Review: The Disappearing Room, by Mara Bergman
David Mark Williams, Envoi, No. 183, October 2019
[...]
Her [Mara Bergman's] approach is very subtle and at times might provoke a response that perceives what she writes as prose. Certainly that was true for me at first as I struggled to connect with some of the poems. But after a while the true value contained within the writing was released for me and I began to hear the poems clearly. What is required from the reader is to listen very carefully to the underlying cadences Bergman expertly creates and which become more and more evident with each re-reading and finally hypnotic and spell binding.
An example of a poem that is firmly embedded in prose is 'East 13th Street or How I Met My Husband'. It would definitely raise the hackles of traditionalists because of its chatty tone, beginning with these lines:
If Aunt Dorothy and Uncle Seymour had moved
out of their two-bedroom apartment with my four cousins
as planned, I never would have met Susan Silver
However, what grounds the poem is the accumulation of such detail into an affirmative climax. Its value has been recognised through being awarded a Troubadour prize. While it is not the strongest poem in the collection, it has a function within the architecture of the book as a whole, along with other poems of a lower lyrical intensity, grounding the more sublime poems with a foundation.
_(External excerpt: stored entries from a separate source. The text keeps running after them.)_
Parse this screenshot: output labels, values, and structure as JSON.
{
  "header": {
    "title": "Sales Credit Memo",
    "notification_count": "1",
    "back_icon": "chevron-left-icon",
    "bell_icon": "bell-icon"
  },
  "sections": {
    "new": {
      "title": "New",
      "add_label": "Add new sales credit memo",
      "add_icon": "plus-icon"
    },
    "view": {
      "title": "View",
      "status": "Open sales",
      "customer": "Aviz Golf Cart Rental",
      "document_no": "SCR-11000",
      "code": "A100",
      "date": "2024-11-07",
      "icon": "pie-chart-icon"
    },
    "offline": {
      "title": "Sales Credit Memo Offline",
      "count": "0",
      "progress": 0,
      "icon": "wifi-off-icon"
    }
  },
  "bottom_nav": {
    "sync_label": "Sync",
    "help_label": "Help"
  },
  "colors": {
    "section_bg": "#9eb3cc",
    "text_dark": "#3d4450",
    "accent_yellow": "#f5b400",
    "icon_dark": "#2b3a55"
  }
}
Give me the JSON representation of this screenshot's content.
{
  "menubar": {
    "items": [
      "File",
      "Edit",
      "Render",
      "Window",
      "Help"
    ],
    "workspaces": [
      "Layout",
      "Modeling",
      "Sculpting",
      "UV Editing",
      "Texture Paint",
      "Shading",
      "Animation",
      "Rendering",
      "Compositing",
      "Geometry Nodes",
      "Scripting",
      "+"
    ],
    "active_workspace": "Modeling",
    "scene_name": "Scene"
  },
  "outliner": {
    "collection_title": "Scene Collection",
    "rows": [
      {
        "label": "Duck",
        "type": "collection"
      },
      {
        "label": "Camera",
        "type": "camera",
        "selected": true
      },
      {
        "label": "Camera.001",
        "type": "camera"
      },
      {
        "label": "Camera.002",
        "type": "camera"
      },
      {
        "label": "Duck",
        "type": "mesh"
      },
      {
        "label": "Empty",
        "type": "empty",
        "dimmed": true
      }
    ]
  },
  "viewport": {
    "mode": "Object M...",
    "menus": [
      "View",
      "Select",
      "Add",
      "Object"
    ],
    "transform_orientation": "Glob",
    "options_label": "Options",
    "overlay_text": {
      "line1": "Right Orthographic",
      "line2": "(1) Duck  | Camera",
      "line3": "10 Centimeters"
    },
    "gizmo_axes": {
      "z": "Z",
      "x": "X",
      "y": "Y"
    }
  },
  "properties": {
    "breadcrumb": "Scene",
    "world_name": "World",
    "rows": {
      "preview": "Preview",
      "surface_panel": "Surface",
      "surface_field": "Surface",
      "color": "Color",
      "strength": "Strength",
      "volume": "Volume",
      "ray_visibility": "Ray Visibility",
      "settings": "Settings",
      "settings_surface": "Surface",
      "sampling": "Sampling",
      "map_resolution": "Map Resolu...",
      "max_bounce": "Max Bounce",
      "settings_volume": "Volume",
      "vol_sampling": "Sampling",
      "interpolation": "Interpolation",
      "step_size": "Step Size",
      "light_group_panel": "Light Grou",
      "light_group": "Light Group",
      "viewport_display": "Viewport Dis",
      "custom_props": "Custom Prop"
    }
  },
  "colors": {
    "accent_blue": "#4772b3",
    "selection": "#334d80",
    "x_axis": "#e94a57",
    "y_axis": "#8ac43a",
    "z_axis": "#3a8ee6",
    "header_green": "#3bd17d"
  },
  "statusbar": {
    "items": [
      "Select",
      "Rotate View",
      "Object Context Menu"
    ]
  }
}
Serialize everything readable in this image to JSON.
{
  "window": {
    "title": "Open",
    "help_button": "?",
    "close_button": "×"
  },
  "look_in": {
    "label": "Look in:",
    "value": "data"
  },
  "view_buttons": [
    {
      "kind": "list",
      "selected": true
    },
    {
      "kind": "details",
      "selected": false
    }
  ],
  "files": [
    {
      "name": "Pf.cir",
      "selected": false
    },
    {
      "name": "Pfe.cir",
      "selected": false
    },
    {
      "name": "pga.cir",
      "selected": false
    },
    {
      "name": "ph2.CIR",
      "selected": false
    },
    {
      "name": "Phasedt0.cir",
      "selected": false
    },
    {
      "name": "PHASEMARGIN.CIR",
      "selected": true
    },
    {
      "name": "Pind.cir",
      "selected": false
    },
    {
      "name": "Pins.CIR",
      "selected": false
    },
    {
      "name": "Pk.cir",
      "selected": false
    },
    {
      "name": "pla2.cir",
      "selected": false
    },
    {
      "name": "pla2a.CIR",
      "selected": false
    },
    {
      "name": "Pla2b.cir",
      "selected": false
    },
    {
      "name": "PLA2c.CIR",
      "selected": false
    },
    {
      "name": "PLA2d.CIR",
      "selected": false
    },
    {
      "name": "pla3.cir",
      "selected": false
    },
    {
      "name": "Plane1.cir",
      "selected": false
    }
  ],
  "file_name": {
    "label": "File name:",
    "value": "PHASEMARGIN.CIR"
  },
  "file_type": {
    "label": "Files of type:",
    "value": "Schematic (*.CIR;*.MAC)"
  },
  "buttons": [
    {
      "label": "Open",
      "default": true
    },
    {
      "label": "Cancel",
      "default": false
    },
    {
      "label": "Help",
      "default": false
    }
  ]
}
Apart from the tonal qualities of her work, Bergman also exhibits a skill with visual imagery. Ekphrastic responses occur throughout the collection, particularly in a suite of six adroit poems concerning the generic figure of a photographer. There is also a brilliantly realised poem in homage to the painter, Edward Hopper, which fully captures the mood of Hopper's paintings:
Maybe he wasn't so far from his life,
maybe it was here he stopped questioning
what he was doing amid the snowlight
and a pale orange glow
over the telephone wire, heat steaming.
As a corollary to this focus, the trope of light is recurrent, and often occurs as a structural device:
As if you could take a patch of light
and place it on Water-spotlightof moonlight, rippling lagoon-light
The sense of a poet who paints with words is made explicit in the dazzling poem which closes the collection, 'Painting England', which works like an Impressionist painting and ends with these lines:
And people are out walking in the sun
this August morning, boats mere dots and this
meandering river. Notes are drifting in the air —
someone in the distance is laughing, and again
I am love struck, just as in the beginning.
From the evidence of The Disappearing Room, Mara Bergman is a lyrical poet with considerable gifts, a poet who deserves an ever widening readership.